Figures showing NHS hospitals have improved food and cleanliness standards have been criticised as bearing no relation to patients' experiences.
Standards are improving, say ministers
Every hospital in England has been given a "traffic light" rating by the Department of Health based on a series of inspections of both cleanliness and catering.
Results published on Wednesday show 192 hospitals were awarded the top "green" rating for cleanliness and food, double the number that received the rating last year.
The latest assessment gave 78% of hospitals a green rating for their cleanliness, up from 60% last year.
And it reported a rapid improvement in catering standards, with 43% of hospitals given a green rating, up from 17% last year.
No hospitals were given the lowest "red" rating for cleanliness or food standards,
Health Minister, Lord Norman Warner said: "There is still more to do before we provide the high standards which always meet patient needs and generally exceed their expectations but these latest results show that we have made progress towards consistently high quality hospital food services that are well-regarded by patients."
However, there is some dispute over the validity of the ratings system.
A recent NHS national patient survey continued to highlight concerns over hospital cleanliness among patients - more than one in ten thought the toilet on their ward was dirty, and 7% thought the ward itself was not clean.
Reports suggest that the level of "hospital-acquired infections" is actually rising fast.
Some experts have criticised handwashing facilities at certain hospitals.
They say that it is not always possible for health staff to wash their hands in between treating each patient - which could contribute to the spread of infection.
Shadow Health Secretary Dr Liam Fox MP, said 15 out of 20 hospitals with the highest levels of the MRSA superbug infection had been given a green rating.
He said: "Everybody knows that you can't trust the Department of Health's statistics assessing their own performance when they are created by the Department of Health itself.
"The picture painted by a Department of Health's recent survey of 95,000 patients revealed that 11% of patients said bathrooms and toilets were dirty and 7% said the same about wards.
"Surely this should set alarm bells ringing?
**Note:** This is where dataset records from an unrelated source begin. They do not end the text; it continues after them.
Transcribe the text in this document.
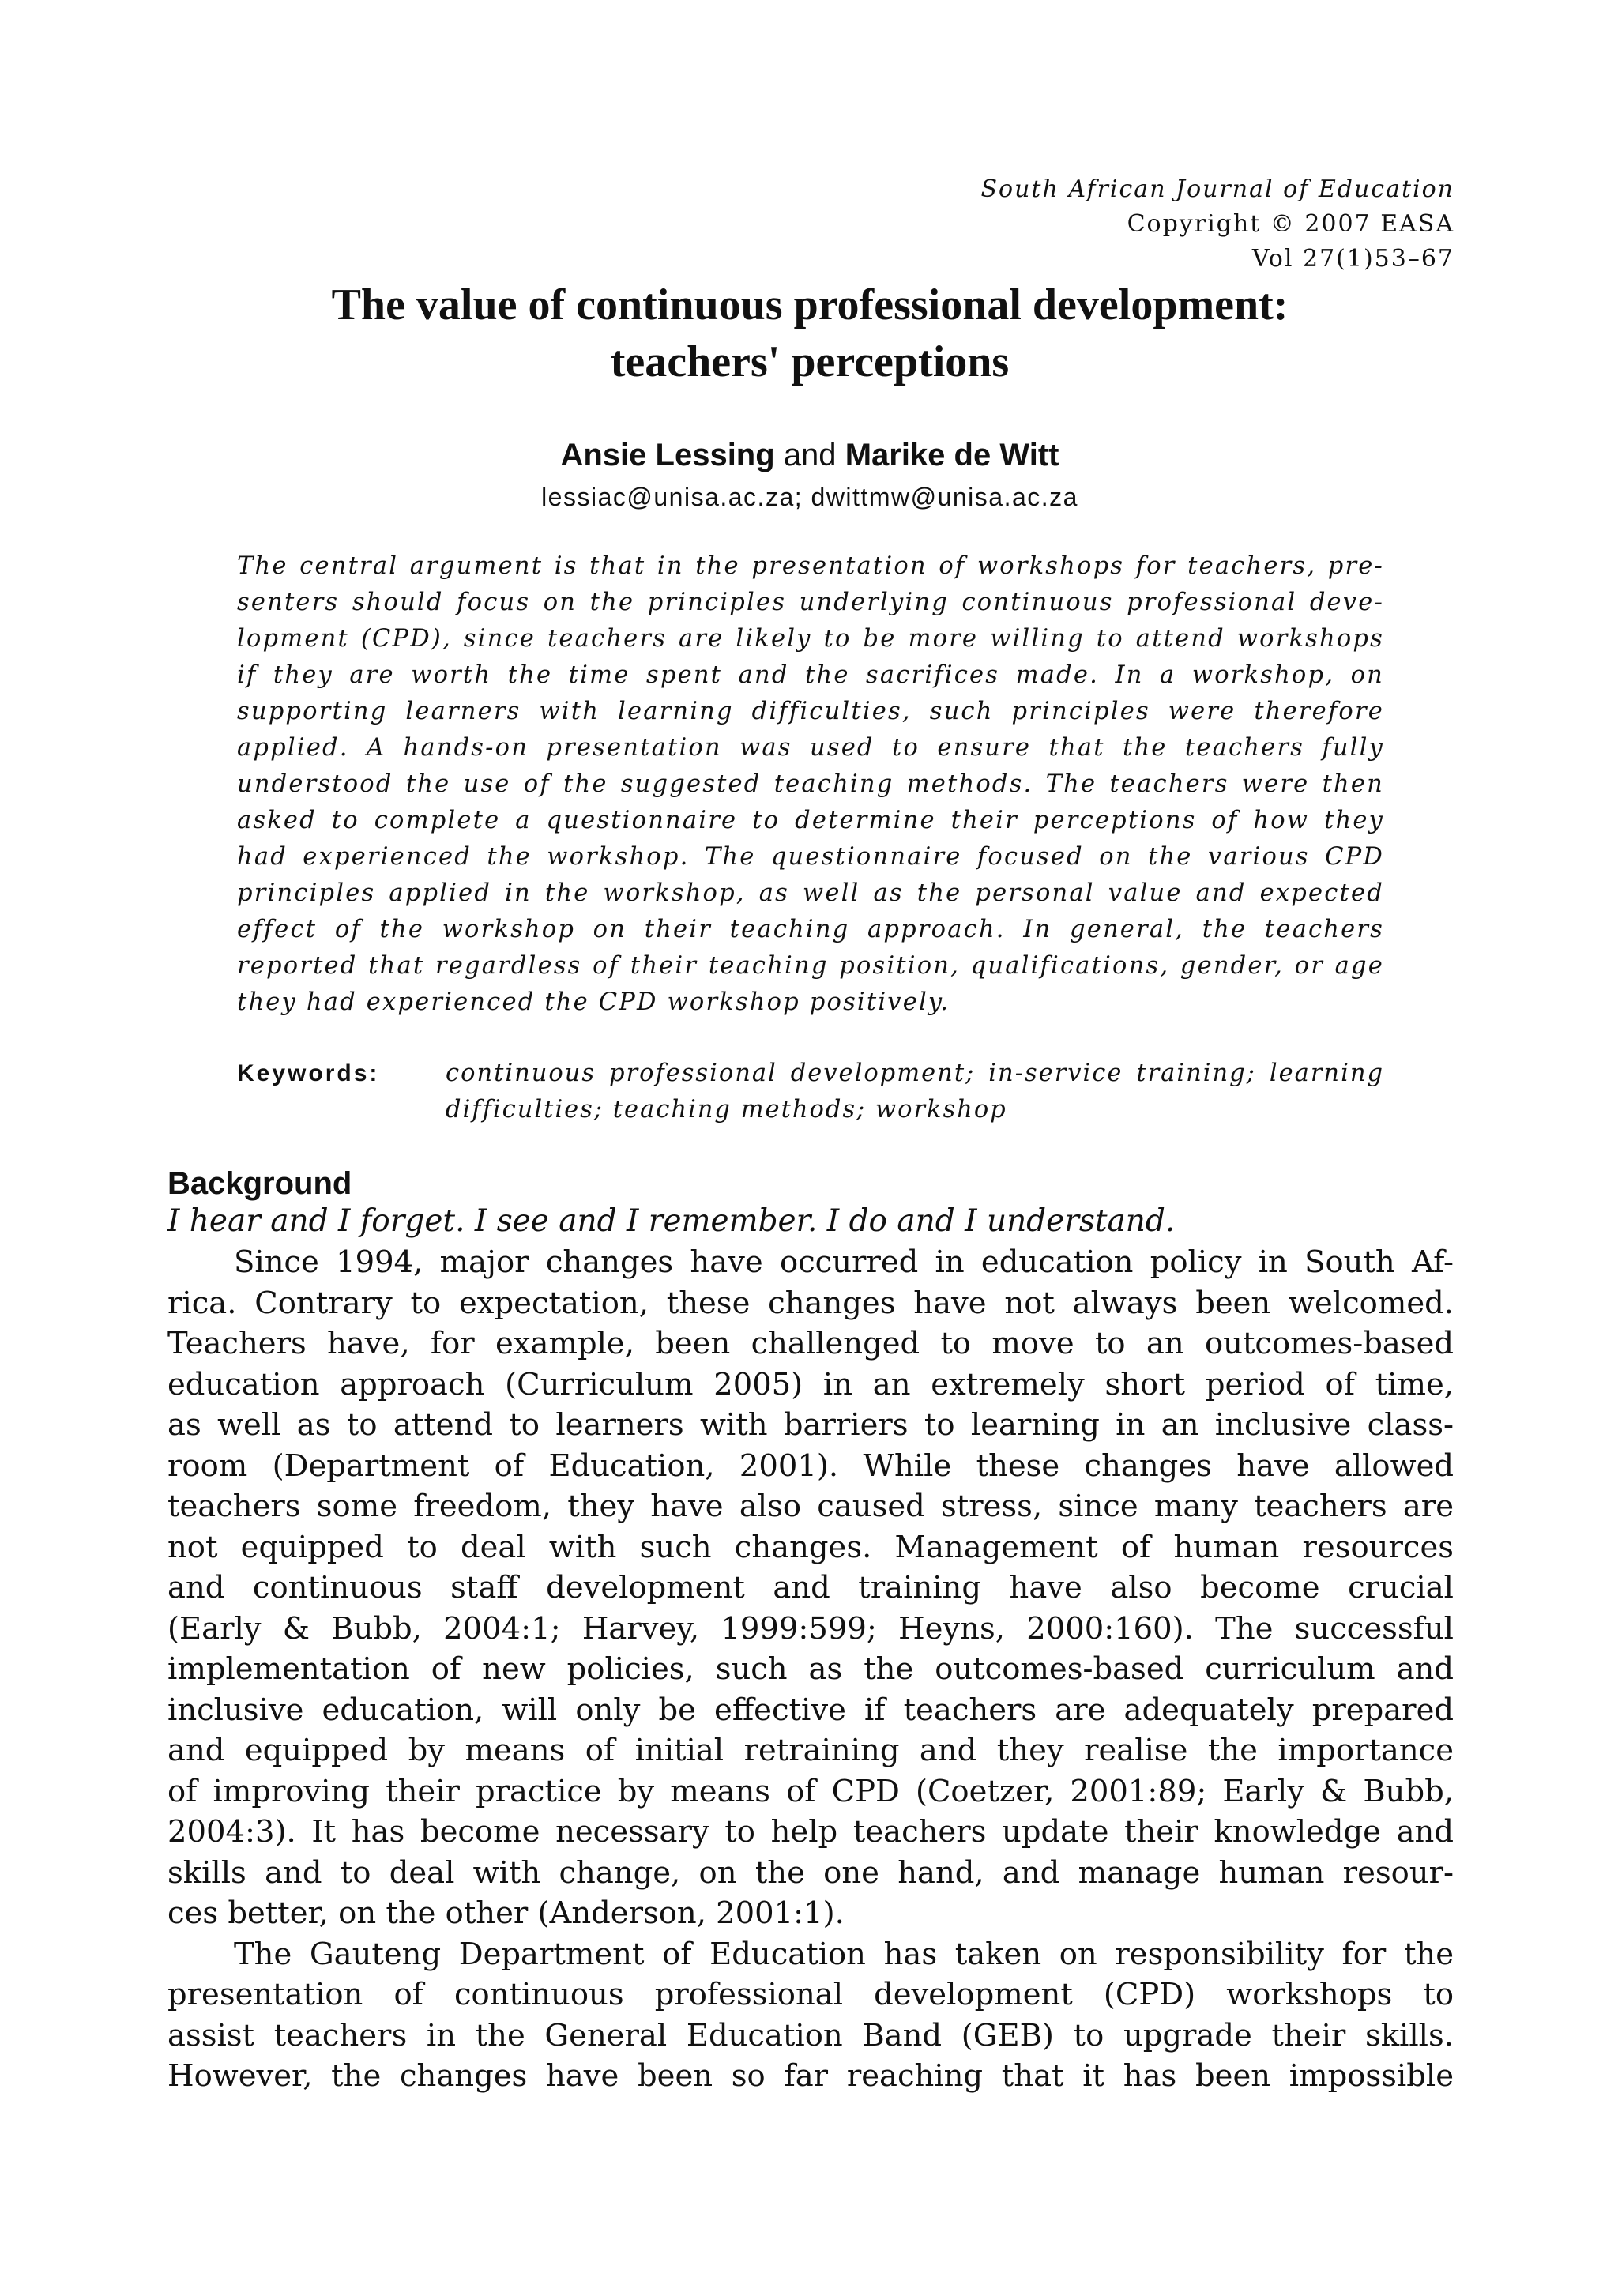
South African Journal of Education
Copyright © 2007 EASA
Vol 27(1)53–67
The value of continuous professional development:
teachers' perceptions
Ansie Lessing and Marike de Witt
lessiac@unisa.ac.za; dwittmw@unisa.ac.za
The central argument is that in the presentation of workshops for teachers, pre-
senters should focus on the principles underlying continuous professional deve-
lopment (CPD), since teachers are likely to be more willing to attend workshops
if they are worth the time spent and the sacrifices made. In a workshop, on
supporting learners with learning difficulties, such principles were therefore
applied. A hands-on presentation was used to ensure that the teachers fully
understood the use of the suggested teaching methods. The teachers were then
asked to complete a questionnaire to determine their perceptions of how they
had experienced the workshop. The questionnaire focused on the various CPD
principles applied in the workshop, as well as the personal value and expected
effect of the workshop on their teaching approach. In general, the teachers
reported that regardless of their teaching position, qualifications, gender, or age
they had experienced the CPD workshop positively.
Keywords:	continuous professional development; in-service training; learning
difficulties; teaching methods; workshop
Background
I hear and I forget. I see and I remember. I do and I understand.
Since 1994, major changes have occurred in education policy in South Af-
rica. Contrary to expectation, these changes have not always been welcomed.
Teachers have, for example, been challenged to move to an outcomes-based
education approach (Curriculum 2005) in an extremely short period of time,
as well as to attend to learners with barriers to learning in an inclusive class-
room (Department of Education, 2001). While these changes have allowed
teachers some freedom, they have also caused stress, since many teachers are
not equipped to deal with such changes. Management of human resources
and continuous staff development and training have also become crucial
(Early & Bubb, 2004:1; Harvey, 1999:599; Heyns, 2000:160). The successful
implementation of new policies, such as the outcomes-based curriculum and
inclusive education, will only be effective if teachers are adequately prepared
and equipped by means of initial retraining and they realise the importance
of improving their practice by means of CPD (Coetzer, 2001:89; Early & Bubb,
2004:3). It has become necessary to help teachers update their knowledge and
skills and to deal with change, on the one hand, and manage human resour-
ces better, on the other (Anderson, 2001:1).
The Gauteng Department of Education has taken on responsibility for the
presentation of continuous professional development (CPD) workshops to
assist teachers in the General Education Band (GEB) to upgrade their skills.
However, the changes have been so far reaching that it has been impossible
In an average hospital of 14 wards, one of those wards could be expected to be dirty.
"Today's figures merely undermine the credibility of the star ratings system even further.
"The ratings bear no relation to the quality of care that patients are receiving."
He added: "The government must start to put patients first and stop using the NHS for their own political ends.
Liberal Democrat health spokesman Dr Evan Harris MP said: "The clean hospital programme should be prosecuted under the trade description act. It is nothing of the sort.
"It covers different standards of which only one is about cleanliness and none are about the control of infection."
He added: "The government regularly uses the clean hospital programme as evidence that they are tackling the problem.
"The reality is that this measure should give no-one cause for confidence. It measures the wrong things and fails to measure them well."